Compiling Rmpi and doMPI for Windows HPC’s MSMPI

For 32-bit only:

To get the Rmpi and doMPI packages working on Windows HPC, using Micrsoft’s MSMPI libraries:

PKG_CFLAGS   = -I"C:\Program Files\Microsoft HPC Pack 2008 SDK\Include" -DMPI2 -DWin32 "-D__int64=long long"
PKG_LIBS     = -L"C:\Program Files\Microsoft HPC Pack 2008 SDK\Lib\i386" -L"C:\Program Files\Microsoft HPC Pack 2008 SDK\Lib\amd64" -lmsmpi

  • Open an administrative command prompt (so that your R installation can be updated) and do the following:

cd <folder above the extracted packages>

set path=c:\Rtools\bin;c:\Rtools\MinGW\bin;c:\Rtools\MinGW64\bin;%PATH%

"c:\Program Files\R\R-2.14.0\bin\R.exe" --vanilla CMD INSTALL --build Rmpi

"c:\Program Files\R\R-2.14.0\bin\R.exe" --vanilla CMD INSTALL –build doMPI

  • Copy the zip files created, Rmpi_0.6-0.zip and doMPI_0.1-5.zip, to your cluster head node and pass the file paths to R’s install.packages function together with “foreach”.
  • library(doMPI) should then state that it has loaded Rmpi.

For 64-bit:

That all worked for i386 (32-bit), but I got an access violation when trying to load the Rmpi package for x64. So instead, I built the Rmpi sources using the Visual C++ 2010 compiler (some fixing required), and dropped the new dlls over the top of the ones installed in the R library folder.
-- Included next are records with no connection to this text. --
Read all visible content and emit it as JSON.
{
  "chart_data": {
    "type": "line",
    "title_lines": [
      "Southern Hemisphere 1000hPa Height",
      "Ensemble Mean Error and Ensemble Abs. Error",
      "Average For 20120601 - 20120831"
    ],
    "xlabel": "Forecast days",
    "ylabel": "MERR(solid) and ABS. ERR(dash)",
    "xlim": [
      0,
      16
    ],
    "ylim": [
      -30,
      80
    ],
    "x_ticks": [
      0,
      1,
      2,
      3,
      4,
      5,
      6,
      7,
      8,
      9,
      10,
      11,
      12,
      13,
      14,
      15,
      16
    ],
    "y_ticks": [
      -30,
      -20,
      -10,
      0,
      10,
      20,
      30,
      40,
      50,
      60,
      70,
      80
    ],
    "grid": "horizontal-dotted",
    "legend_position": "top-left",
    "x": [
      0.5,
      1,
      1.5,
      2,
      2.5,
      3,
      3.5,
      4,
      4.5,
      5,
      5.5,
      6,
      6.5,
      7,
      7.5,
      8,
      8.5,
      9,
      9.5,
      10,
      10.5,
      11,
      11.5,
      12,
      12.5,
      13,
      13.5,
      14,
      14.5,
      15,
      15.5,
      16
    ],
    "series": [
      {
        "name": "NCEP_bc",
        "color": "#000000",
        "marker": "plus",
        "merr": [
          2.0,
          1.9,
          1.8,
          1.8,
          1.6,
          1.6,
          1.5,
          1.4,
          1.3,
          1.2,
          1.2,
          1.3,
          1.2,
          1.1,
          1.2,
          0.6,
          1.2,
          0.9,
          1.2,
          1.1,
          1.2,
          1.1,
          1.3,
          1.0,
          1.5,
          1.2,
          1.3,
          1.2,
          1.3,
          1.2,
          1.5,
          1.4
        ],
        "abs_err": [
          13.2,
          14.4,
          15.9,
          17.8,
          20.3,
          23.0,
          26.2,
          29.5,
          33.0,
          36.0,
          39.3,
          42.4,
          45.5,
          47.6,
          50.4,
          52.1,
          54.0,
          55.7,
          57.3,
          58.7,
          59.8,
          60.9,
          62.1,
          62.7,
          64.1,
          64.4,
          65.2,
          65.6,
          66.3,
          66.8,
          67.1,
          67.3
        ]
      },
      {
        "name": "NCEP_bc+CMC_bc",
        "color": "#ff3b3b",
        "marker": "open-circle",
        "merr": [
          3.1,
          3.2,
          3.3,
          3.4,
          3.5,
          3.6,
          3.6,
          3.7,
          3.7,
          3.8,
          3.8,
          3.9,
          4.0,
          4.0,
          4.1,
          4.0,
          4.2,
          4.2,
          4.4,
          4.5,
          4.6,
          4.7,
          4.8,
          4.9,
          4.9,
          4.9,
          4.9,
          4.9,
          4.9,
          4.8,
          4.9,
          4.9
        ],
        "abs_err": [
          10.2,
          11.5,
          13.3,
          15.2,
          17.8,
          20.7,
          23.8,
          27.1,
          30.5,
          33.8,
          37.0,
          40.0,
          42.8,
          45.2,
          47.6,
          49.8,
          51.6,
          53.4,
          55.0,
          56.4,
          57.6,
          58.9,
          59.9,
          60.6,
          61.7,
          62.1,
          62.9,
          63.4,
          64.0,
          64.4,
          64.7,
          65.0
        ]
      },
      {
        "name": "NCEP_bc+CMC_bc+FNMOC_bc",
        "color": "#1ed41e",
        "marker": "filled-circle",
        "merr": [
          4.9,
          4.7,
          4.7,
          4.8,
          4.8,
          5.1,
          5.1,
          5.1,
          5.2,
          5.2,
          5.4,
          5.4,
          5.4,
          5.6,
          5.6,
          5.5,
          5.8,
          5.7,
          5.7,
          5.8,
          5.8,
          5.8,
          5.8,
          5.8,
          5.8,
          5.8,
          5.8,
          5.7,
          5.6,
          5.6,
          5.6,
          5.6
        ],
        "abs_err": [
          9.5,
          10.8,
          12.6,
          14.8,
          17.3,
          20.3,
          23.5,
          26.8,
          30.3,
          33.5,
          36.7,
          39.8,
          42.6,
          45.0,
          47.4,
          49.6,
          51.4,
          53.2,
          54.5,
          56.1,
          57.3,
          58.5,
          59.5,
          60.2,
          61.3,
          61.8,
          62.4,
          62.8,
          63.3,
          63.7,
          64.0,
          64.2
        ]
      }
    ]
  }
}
Using parallel foreach on Windows HPC

MSMPI (Microsoft’s implementation of MPI) doesn’t support spawning (at least not in the 2008 R2 version), so you need to use the non-spawning method:

library(doMPI)

cl <- startMPIcluster()

registerDoMPI(cl)

… use of foreach and %dopar% …

closeCluster(cl)

mpi.quit()

Finally, you queue the job using mpiexec on R (or a batch file that calls R).

To run one worker per core:

Set the job resource type to core, and set the minimum and maximum number of cores for the task to the number of cores on your worker nodes.

Use the command mpiexec –n * myRrunner.bat

To run one worker per node:

Set the job resource type to node, and set the minimum and maximum number of nodes for the task to the number of nodes in your cluster.

Use the command mpiexec –cores 1 myRrunner.bat